BTW – if anyone has the inclination, it should be possible to work out the
hypothetical energy balance of the Mizuno experiment (MIT colloquium) based
on the volume of the reactor, initial gas pressure of deuterium, ending gas
pressure of hydrogen  etc, with which to compare against the claimed energy
of the run – 100 megajoules over 30 days. (eat your heart out, JET).

Thus there are three or more values to reconcile – the measured excess
energy, the calculated excess based only on proton energy following the
“fission” or whatever is happening - and the calculated reaction excess of
alternative reactions, including the one posted earlier where the presumed
reaction is D2 + Ps2 -> 2H2 …  which is to say that one deuterium molecule
(or ion) interacts with one positronium molecule, such that the two
positrons and two neutrons (from the D2 atoms) fuse to protons, resulting
eventually in 2 hydrogen molecules... actually 4 protons, 4 electrons and
two electron antineutrinos. 

The Mizuno results should show a modest gain per reacted deuteron, about 15%
of the case if there was some kind of fusion going on, which explains the
100+ megajoules which Mizuno saw over 30 days with few gammas, and which can
be compared to the .45 MeV per deuterium atom which is “split”. If this was
fusion, the gain would be no less than 7 times higher per initial deuteron.

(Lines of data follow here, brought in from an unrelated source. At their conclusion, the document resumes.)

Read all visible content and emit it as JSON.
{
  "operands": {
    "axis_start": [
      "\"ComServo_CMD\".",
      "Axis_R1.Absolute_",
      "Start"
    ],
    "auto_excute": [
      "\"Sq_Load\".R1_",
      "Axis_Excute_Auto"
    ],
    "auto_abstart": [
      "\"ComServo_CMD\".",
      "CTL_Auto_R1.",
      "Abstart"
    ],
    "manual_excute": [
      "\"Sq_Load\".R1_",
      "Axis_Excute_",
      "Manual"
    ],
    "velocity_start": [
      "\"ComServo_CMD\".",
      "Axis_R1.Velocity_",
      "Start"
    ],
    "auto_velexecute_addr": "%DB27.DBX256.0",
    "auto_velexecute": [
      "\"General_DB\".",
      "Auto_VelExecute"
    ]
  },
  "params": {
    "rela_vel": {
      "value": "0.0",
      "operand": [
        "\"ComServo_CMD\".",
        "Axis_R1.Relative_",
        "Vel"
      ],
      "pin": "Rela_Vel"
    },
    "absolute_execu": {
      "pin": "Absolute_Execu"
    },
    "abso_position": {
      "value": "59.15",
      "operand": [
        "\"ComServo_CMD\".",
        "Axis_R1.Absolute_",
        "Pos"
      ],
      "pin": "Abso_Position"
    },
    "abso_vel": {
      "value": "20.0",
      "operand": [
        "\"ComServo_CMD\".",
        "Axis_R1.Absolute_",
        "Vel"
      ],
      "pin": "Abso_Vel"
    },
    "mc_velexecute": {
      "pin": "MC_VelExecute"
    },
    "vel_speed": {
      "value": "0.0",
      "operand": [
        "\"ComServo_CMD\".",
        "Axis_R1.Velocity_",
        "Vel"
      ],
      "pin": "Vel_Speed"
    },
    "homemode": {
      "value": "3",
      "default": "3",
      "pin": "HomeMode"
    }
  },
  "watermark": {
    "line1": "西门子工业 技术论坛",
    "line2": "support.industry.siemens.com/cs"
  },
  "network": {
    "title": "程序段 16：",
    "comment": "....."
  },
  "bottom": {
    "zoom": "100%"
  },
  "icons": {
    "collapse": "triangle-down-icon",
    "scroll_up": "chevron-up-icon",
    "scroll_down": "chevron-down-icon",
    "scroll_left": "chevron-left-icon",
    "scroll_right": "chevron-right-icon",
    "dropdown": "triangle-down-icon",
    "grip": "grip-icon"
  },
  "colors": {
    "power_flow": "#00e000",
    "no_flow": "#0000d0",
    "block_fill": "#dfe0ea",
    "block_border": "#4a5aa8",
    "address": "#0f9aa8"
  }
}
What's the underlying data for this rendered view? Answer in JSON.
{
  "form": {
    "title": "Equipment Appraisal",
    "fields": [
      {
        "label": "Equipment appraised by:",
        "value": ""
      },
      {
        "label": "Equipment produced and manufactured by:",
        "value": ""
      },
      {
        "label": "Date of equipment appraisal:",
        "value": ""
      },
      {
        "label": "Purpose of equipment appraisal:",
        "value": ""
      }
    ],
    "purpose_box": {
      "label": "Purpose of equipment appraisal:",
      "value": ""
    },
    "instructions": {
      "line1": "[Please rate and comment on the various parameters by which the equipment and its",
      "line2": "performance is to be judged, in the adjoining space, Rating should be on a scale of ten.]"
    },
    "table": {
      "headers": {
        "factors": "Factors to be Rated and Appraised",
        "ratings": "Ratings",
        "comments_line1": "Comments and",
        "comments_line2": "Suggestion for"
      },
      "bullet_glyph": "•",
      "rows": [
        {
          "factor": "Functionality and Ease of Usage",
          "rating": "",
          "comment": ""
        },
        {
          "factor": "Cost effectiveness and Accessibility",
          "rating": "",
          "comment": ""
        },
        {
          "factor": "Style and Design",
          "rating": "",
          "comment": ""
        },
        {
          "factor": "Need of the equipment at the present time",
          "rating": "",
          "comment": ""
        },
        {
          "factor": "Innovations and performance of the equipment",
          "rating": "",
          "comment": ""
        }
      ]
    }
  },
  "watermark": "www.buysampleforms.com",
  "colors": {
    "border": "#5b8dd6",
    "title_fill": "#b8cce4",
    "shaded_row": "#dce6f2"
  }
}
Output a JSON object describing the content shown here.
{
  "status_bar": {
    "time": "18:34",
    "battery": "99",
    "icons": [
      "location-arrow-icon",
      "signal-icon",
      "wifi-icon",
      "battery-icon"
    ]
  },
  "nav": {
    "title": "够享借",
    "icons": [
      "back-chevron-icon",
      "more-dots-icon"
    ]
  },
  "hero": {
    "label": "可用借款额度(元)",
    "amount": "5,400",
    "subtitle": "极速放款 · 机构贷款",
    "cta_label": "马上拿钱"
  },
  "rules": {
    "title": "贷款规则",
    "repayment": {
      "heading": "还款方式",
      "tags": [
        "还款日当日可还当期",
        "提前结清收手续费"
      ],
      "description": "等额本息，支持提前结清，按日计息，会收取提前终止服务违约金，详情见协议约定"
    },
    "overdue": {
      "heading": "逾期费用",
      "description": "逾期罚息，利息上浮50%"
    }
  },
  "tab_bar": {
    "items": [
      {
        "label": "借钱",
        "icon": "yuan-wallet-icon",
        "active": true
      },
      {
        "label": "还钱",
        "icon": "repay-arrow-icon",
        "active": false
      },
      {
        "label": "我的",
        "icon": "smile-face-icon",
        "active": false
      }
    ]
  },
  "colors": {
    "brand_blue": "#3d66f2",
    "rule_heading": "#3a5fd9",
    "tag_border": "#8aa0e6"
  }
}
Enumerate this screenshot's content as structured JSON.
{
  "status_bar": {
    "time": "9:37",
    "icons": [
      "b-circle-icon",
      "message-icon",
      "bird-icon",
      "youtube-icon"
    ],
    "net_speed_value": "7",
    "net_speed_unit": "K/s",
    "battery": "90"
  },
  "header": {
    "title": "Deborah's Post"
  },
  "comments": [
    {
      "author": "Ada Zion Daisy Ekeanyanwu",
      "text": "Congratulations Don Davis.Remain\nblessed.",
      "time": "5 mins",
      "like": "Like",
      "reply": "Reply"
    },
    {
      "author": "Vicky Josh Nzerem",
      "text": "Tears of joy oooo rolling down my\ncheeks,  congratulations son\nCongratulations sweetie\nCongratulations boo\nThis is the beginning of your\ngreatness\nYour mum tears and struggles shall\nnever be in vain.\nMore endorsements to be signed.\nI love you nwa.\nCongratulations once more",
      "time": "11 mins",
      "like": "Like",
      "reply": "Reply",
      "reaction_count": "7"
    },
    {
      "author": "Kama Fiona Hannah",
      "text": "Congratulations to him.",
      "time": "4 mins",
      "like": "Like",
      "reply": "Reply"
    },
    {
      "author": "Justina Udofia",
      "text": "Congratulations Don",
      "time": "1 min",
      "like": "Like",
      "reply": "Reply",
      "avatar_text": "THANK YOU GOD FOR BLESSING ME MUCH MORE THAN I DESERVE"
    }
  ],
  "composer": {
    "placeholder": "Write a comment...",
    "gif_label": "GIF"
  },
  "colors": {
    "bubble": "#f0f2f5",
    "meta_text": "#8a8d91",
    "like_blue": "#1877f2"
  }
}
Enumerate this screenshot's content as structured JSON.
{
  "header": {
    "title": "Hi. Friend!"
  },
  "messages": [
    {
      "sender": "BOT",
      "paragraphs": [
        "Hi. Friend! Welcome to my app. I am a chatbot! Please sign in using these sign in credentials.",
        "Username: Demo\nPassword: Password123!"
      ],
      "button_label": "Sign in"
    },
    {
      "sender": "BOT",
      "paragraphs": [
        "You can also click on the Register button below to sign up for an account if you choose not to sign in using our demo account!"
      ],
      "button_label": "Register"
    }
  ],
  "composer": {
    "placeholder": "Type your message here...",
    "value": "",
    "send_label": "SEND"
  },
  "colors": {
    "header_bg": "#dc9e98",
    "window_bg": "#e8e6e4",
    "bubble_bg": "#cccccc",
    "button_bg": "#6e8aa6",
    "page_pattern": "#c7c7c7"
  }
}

                From: Jones Beene 

                                From: H Veeder 
                
                                Perhaps binding energy is not the
technically correct term. 
                                Let me put it this way. If a deuteron
transitions to diproton before it becomes two protons, what is the potential
energy of the diproton?
                                
                                harry 
                
                OK that much is known. The resonant spectrum of the diproton
is around .45 MeV which is about the same as electron/positron annihilation,
but protons are unlikely to cause much bremsstrahlung so this could go
un-noticed. There is electrostatic repulsion fighting against the strong
force … but there is a brief lifetime for the protons to be together, even
if ostensibly unbound. The lifetime is somewhere around 10^(-21) s. 

                                Jones Beene wrote:
                                The diproton is unbound, due to Pauli
exclusion.
                                From: H Veeder 
                                The lack of google results concerning the
value of the binding energy of a diproton is noteworthy. In fact I couldn't
find any value.
                                Can anyone?